TV : « Emma » et les jeux de l’amour
TV : « Emma » et les jeux de l’amour
Par Véronique Cauhapé
A voir aussi ce soir. Diarmuid Lawrence met en scène une jeune fille oisive dans l’Angleterre du XVIIIe siècle (sur Arte à 20 h 50).
Emma (BBC 2009) trailer
Dans ce coin reculé de l’Angleterre, près du bourg de Highbury, à l’aube du XIXe siècle, les femmes de la petite noblesse et de la bourgeoisie n’ont guère d’autre occupation que de se trouver un époux. Sauf Emma Woodhouse (délicieuse Kate Beckinsale) qui, bien décidée à ne pas se marier, se prend à jouer les entremetteuses avec une délectation non feinte. Au risque de se tromper, de briser les cœurs comme avec Harriet Smith (Samantha Morton), dont la faiblesse a été de suivre les conseils de son amie et de se détourner du fermier qu’elle aime pour s’enticher d’un vicaire antipathique et snob.

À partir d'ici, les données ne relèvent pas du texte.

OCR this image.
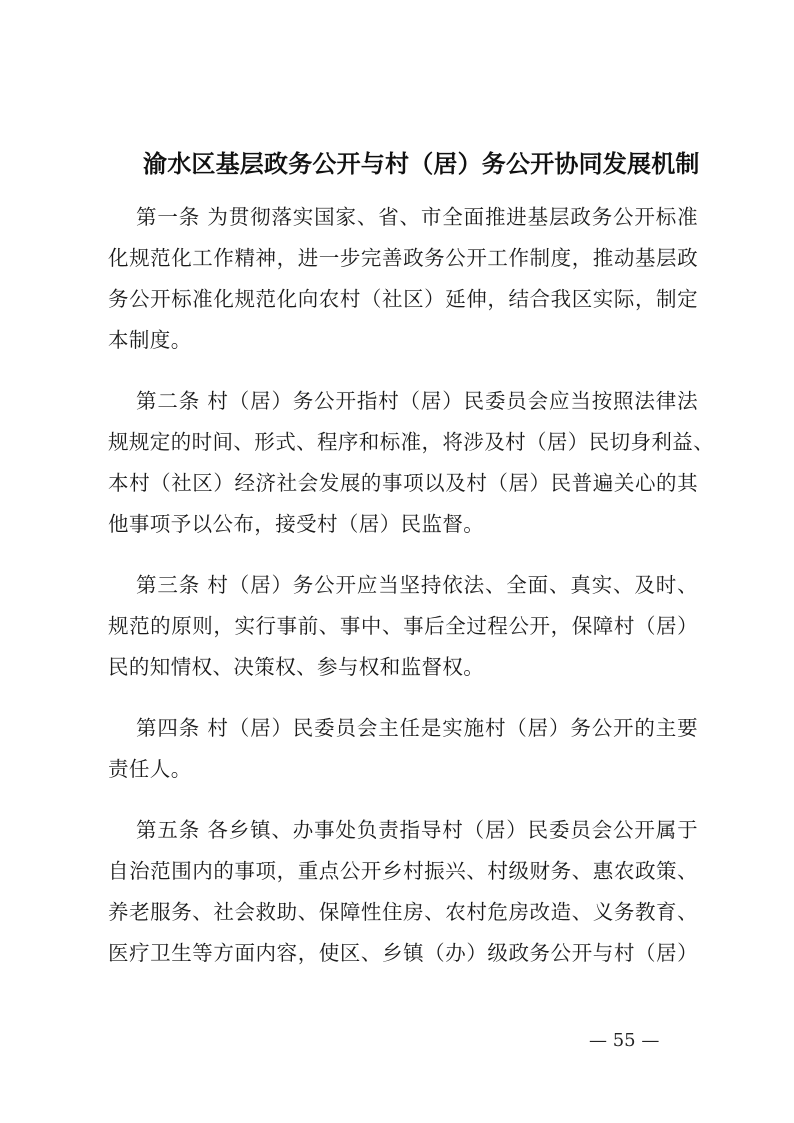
渝水区基层政务公开与村（居）务公开协同发展机制
第一条 为贯彻落实国家、省、市全面推进基层政务公开标准
化规范化工作精神，进一步完善政务公开工作制度，推动基层政
务公开标准化规范化向农村（社区）延伸，结合我区实际，制定
本制度。
第二条 村（居）务公开指村（居）民委员会应当按照法律法
规规定的时间、形式、程序和标准，将涉及村（居）民切身利益、
本村（社区）经济社会发展的事项以及村（居）民普遍关心的其
他事项予以公布，接受村（居）民监督。
第三条 村（居）务公开应当坚持依法、全面、真实、及时、
规范的原则，实行事前、事中、事后全过程公开，保障村（居）
民的知情权、决策权、参与权和监督权。
第四条 村（居）民委员会主任是实施村（居）务公开的主要
责任人。
第五条 各乡镇、办事处负责指导村（居）民委员会公开属于
自治范围内的事项，重点公开乡村振兴、村级财务、惠农政策、
养老服务、社会救助、保障性住房、农村危房改造、义务教育、
医疗卫生等方面内容，使区、乡镇（办）级政务公开与村（居）
— 55 —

Une charmante tête à claques
Emma, jeune fille gâtée de 23 ans, sûre d’elle et indépendante, est une charmante tête à claques, avec ce qu’il faut de perfidie pour donner le sel nécessaire à ses manigances et aux intrigues amoureuses qu’elle met en place. Des intrigues qui, dans cette monotonie quotidienne d’une société oisive coupée du monde et de ses soubresauts, ouvrent un espace romanesque sans frontière, aux allures quasi policières. Soumis à l’imaginaire et aux interprétations de l’héroïne – l’histoire est contée à travers ses yeux –, le téléspectateur est mené sur de fausses pistes, obligé de déceler les indices susceptibles de pouvoir l’éclairer et de se faire sa propre opinion.

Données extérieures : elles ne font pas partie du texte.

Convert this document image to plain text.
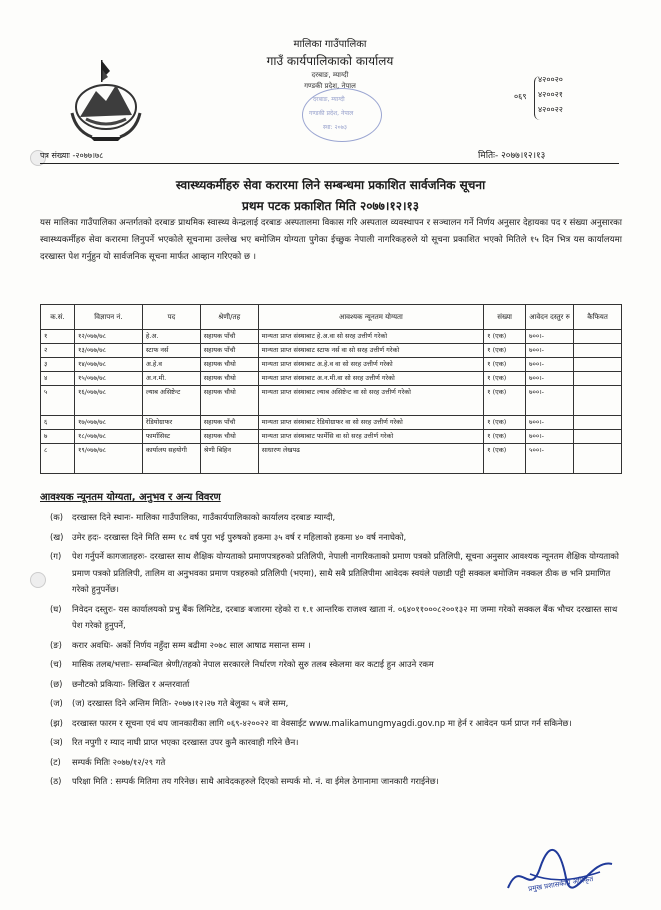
मालिका गाउँपालिका
गाउँ कार्यपालिकाको कार्यालय
दरबाङ, म्याग्दी
गण्डकी प्रदेश, नेपाल
दरबाङ, म्याग्दी
गण्डकी प्रदेश, नेपाल
स्था: २०७३
०६९
४२००२०
४२००२१
४२००२२
पत्र संख्याः -२०७७।७८	मितिः- २०७७।१२।१३
स्वास्थ्यकर्मीहरु सेवा करारमा लिने सम्बन्धमा प्रकाशित सार्वजनिक सूचना
प्रथम पटक प्रकाशित मिति २०७७।१२।१३
यस मालिका गाउँपालिका अन्तर्गतको दरबाङ प्राथमिक स्वास्थ्य केन्द्रलाई दरबाङ अस्पतालमा विकास गरि अस्पताल व्यवस्थापन र सञ्चालन गर्ने निर्णय अनुसार देहायका पद र संख्या अनुसारका स्वास्थ्यकर्मीहरु सेवा करारमा लिनुपर्ने भएकोले सूचनामा उल्लेख भए बमोजिम योग्यता पुगेका ईच्छुक नेपाली नागरिकहरुले यो सूचना प्रकाशित भएको मितिले १५ दिन भित्र यस कार्यालयमा दरखास्त पेश गर्नुहुन यो सार्वजनिक सूचना मार्फत आव्हान गरिएको छ ।
क.सं.	विज्ञापन नं.	पद	श्रेणी/तह	आवश्यक न्यूनतम योग्यता	संख्या	आवेदन दस्तुर रु	कैफियत
१	१२/०७७/७८	हे.अ.	सहायक पाँचौ	मान्यता प्राप्त संस्थाबाट हे.अ.वा सो सरह उत्तीर्ण गरेको	१ (एक)	७००।-	
२	१३/०७७/७८	स्टाफ नर्स	सहायक पाँचौ	मान्यता प्राप्त संस्थाबाट स्टाफ नर्स वा सो सरह उत्तीर्ण गरेको	१ (एक)	७००।-	
३	१४/०७७/७८	अ.हे.व	सहायक चौथो	मान्यता प्राप्त संस्थाबाट अ.हे.व वा सो सरह उत्तीर्ण गरेको	१ (एक)	७००।-	
४	१५/०७७/७८	अ.न.मी.	सहायक चौथो	मान्यता प्राप्त संस्थाबाट अ.न.मी.वा सो सरह उत्तीर्ण गरेको	१ (एक)	७००।-	
५	१६/०७७/७८	ल्याब असिष्टेन्ट	सहायक चौथो	मान्यता प्राप्त संस्थाबाट ल्याब असिष्टेन्ट वा सो सरह उत्तीर्ण गरेको	१ (एक)	७००।-	
६	१७/०७७/७८	रेडियोग्राफर	सहायक पाँचौ	मान्यता प्राप्त संस्थाबाट रेडियोग्राफर वा सो सरह उत्तीर्ण गरेको	१ (एक)	७००।-	
७	१८/०७७/७८	फार्मासिस्ट	सहायक चौथो	मान्यता प्राप्त संस्थाबाट फार्मेसि वा सो सरह उत्तीर्ण गरेको	१ (एक)	७००।-	
८	१९/०७७/७८	कार्यालय सहयोगी	श्रेणी बिहिन	साधारण लेखपढ	१ (एक)	५००।-	
आवश्यक न्यूनतम योग्यता, अनुभव र अन्य विवरण
(क)	दरखास्त दिने स्थानः- मालिका गाउँपालिका, गाउँकार्यपालिकाको कार्यालय दरबाङ म्याग्दी,
(ख)	उमेर हदः- दरखास्त दिने मिति सम्म १८ वर्ष पुरा भई पुरुषको हकमा ३५ वर्ष र महिलाको हकमा ४० वर्ष ननाघेको,
(ग)	पेश गर्नुपर्ने कागजातहरुः- दरखास्त साथ शैक्षिक योग्यताको प्रमाणपत्रहरुको प्रतिलिपी, नेपाली नागरिकताको प्रमाण पत्रको प्रतिलिपी, सूचना अनुसार आवश्यक न्यूनतम शैक्षिक योग्यताको प्रमाण पत्रको प्रतिलिपी, तालिम वा अनुभवका प्रमाण पत्रहरुको प्रतिलिपी (भएमा), साथै सबै प्रतिलिपीमा आवेदक स्वयंले पछाडी पट्टी सक्कल बमोजिम नक्कल ठीक छ भनि प्रमाणित गरेको हुनुपर्नेछ।
(घ)	निवेदन दस्तुरः- यस कार्यालयको प्रभु बैंक लिमिटेड, दरबाङ बजारमा रहेको रा १.१ आन्तरिक राजश्व खाता नं. ०६४०११०००८२००१३२ मा जम्मा गरेको सक्कल बैंक भौचर दरखास्त साथ पेश गरेको हुनुपर्ने,
(ङ)	करार अवधिः- अर्को निर्णय नहुँदा सम्म बढीमा २०७८ साल आषाढ मसान्त सम्म ।
(च)	मासिक तलब/भत्ताः- सम्बन्धित श्रेणी/तहको नेपाल सरकारले निर्धारण गरेको सुरु तलब स्केलमा कर कटाई हुन आउने रकम
(छ)	छनौटको प्रकियाः- लिखित र अन्तरवार्ता
(ज)	(ज) दरखास्त दिने अन्तिम मितिः- २०७७।१२।२७ गते बेलुका ५ बजे सम्म,
(झ)	दरखास्त फारम र सूचना एवं थप जानकारीका लागि ०६९-४२००२२ वा वेवसाईट www.malikamungmyagdi.gov.np मा हेर्न र आवेदन फर्म प्राप्त गर्न सकिनेछ।
(ञ)	रित नपुगी र म्याद नाघी प्राप्त भएका दरखास्त उपर कुनै कारवाही गरिने छैन।
(ट)	सम्पर्क मितिः २०७७/१२/२९ गते
(ठ)	परिक्षा मिति : सम्पर्क मितिमा तय गरिनेछ। साथै आवेदकहरुले दिएको सम्पर्क मो. नं. वा ईमेल ठेगानामा जानकारी गराईनेछ।
प्रमुख प्रशासकीय अधिकृत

Adapté du roman de Jane Austen (1775-1817), le téléfilm du réalisateur anglais Diarmuid Lawrence reste fidèle à l’atmosphère si particulière de l’écrivaine, dont le souci s’attache à raconter des histoires obstinément quotidiennes où il ne se passe rien mais où chacun se délecte, pour s’occuper, à d’interminables échanges dans le raffinement d’une langue, celle du XVIIIe siècle et de la littérature.
On retrouve aussi dans cette adaptation – à l’instar des longs-métrages d’Ang Lee (Raison et sentiments, 1995) ou de Joe Wright (Orgueil et préjugés, 2005) – la douce lumière de la campagne anglaise et les clairs-obscurs des intérieurs où les visages, quand ils sont filmés en plans rapprochés, prennent des airs de médaillon. Tout entier tourné sur cette question entêtante du mariera ? mariera pas ?, Emma malmène les sentiments, bouleverse la raison, éprouve l’équilibre social. Et installe des pièges auxquels l’héroïne elle-même ne saura échapper.
Emma, de Diarmuid Lawrence. Avec Kate Beckinsale, Samantha Morton, Mark Strong, Olivia Williams (GB., 1997, 115 min).